In adddition, the U.S. Environmental Protection Agency pollutant emissions regulations are individually adopted by each state and are considered a baseline for their laws; thus, state laws can be more stringent than federal regulations but cannot be less stringent.

There are various levels of allowable emissions within regulations set by the EPA, but as levels progress, a manufacturer faces new and more intensive reporting processes, including more permits to fill out and submit. Often, manufacturers are concerned to learn that emissions have crossed a level threshold and will immediately search for ways to reduce emissions.

These solutions often add cost—everything from hiring personnel to overseeing the added permitting and paperwork to purchasing emissions-control measures like filters, burners or washing stations.

'Green' strategy

Requirements, guidelines and regulations regarding the prohibition or stringent control of hazardous substances, whether industry-driven or legislative, are a few reasons a product manufacturer develops specific sustainability goals, such as shifting to more sustainable inks. Those goals can help a manufacturer achieve a “green” strategy and positive public perception that it's making products safe for consumers, employees and the environment.

A “green” strategy can create a competitive advantage in the marketplace as well. Specific sustainability goals can be leveraged by a manufacturer to earn new business from both current customers and prospects. Also, it can be used in consumer-marketing efforts to differentiate products from the competition, which can translate to increased sales as consumers feel more comfortable about the products they purchase.

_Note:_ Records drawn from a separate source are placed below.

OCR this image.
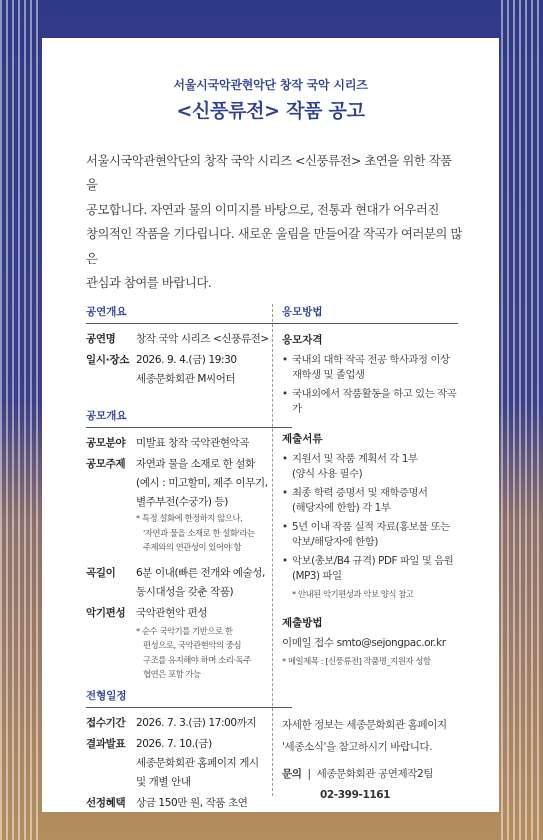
서울시국악관현악단 창작 국악 시리즈
<신풍류전> 작품 공고
서울시국악관현악단의 창작 국악 시리즈 <신풍류전> 초연을 위한 작품을
공모합니다. 자연과 물의 이미지를 바탕으로, 전통과 현대가 어우러진
창의적인 작품을 기다립니다. 새로운 울림을 만들어갈 작곡가 여러분의 많은
관심과 참여를 바랍니다.
공연개요
공연명	창작 국악 시리즈 <신풍류전>
일시·장소 2026. 9. 4.(금) 19:30
세종문화회관 M씨어터
공모개요
공모분야	미발표 창작 국악관현악곡
공모주제	자연과 물을 소재로 한 설화
(예시 : 미고할미, 제주 이무기,
별주부전(수궁가) 등)
* 특정 설화에 한정하지 않으나,
'자연과 물을 소재로 한 설화'라는
주제와의 연관성이 있어야 함
곡길이	6분 이내(빠른 전개와 예술성,
동시대성을 갖춘 작품)
악기편성	국악관현악 편성
* 순수 국악기를 기반으로 한
편성으로, 국악관현악의 중심
구조를 유지해야 하며 소리·독주
협연은 포함 가능
전형일정
접수기간	2026. 7. 3.(금) 17:00까지
결과발표	2026. 7. 10.(금)
세종문화회관 홈페이지 게시
및 개별 안내
선정혜택	상금 150만 원, 작품 초연
응모방법
응모자격
• 국내외 대학 작곡 전공 학사과정 이상
재학생 및 졸업생
• 국내외에서 작품활동을 하고 있는 작곡가
제출서류
• 지원서 및 작품 계획서 각 1부
(양식 사용 필수)
• 최종 학력 증명서 및 재학증명서
(해당자에 한함) 각 1부
• 5년 이내 작품 실적 자료(홍보물 또는
악보/해당자에 한함)
• 악보(총보/B4 규격) PDF 파일 및 음원
(MP3) 파일
* 안내된 악기편성과 악보 양식 참고
제출방법
이메일 접수 smto@sejongpac.or.kr
* 메일제목 : [신풍류전] 작품명_지원자 성함
자세한 정보는 세종문화회관 홈페이지
'세종소식'을 참고하시기 바랍니다.
문의 | 세종문화회관 공연제작2팀
02-399-1161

The number of requirements, guidelines and regulations might seem onerous for a product manufacturer to meet, but they provide opportunities in which to differentiate products and processes from competitors and provide value to customers by helping them meet their sustainability goals.

Opportunities with inks

It might not seem that the inks within a variable-data printer on a production line can have much impact on making a manufacturer and its facility more sustainable. But a package's composition includes the ink, and that influences recycling options. There is a growing trend for managing packaging waste, called “cradle to cradle,” that strives to have a product's packaging recycled and reused, making that package more sustainable. But to do that, the manufacturer must know exactly what comprises a package before it enters the supply chain. Some [package printing] inks are even formulated for more seamless removal during the later manufacturing or recycling process.

Suppliers might help manufacturers find ways to improve employee safety by changing inks. Assessing the needs for inks can result in shifting to an ink with fewer VOCs or one that is intrinsically “safer,” which reduces the exposure of such compounds. Some printer suppliers can perform VOC emissions estimates based on consumption rates of equipment. But a supplier may also be able to consult on other improvements, such as moving a printer to a different location on a production line to reduce worker exposure to VOCs.

Getting started

Many manufacturers realize the importance of developing a “green” strategy with specific sustainability goals. Typical concerns include determining what the goals mean for their operation and how to get started. One step would be to contact suppliers to assess printers, inks and application specifics. Chances are, the suppliers will be able to provide recommendations on the most effective changes to make.

Tapping into that information can make the path to implementing a “green” strategy simpler and less cost-intensive. Regardless, the relative ease in which “greener” inks can be incorporated will likely aid in the development of an environmentally responsible initiative.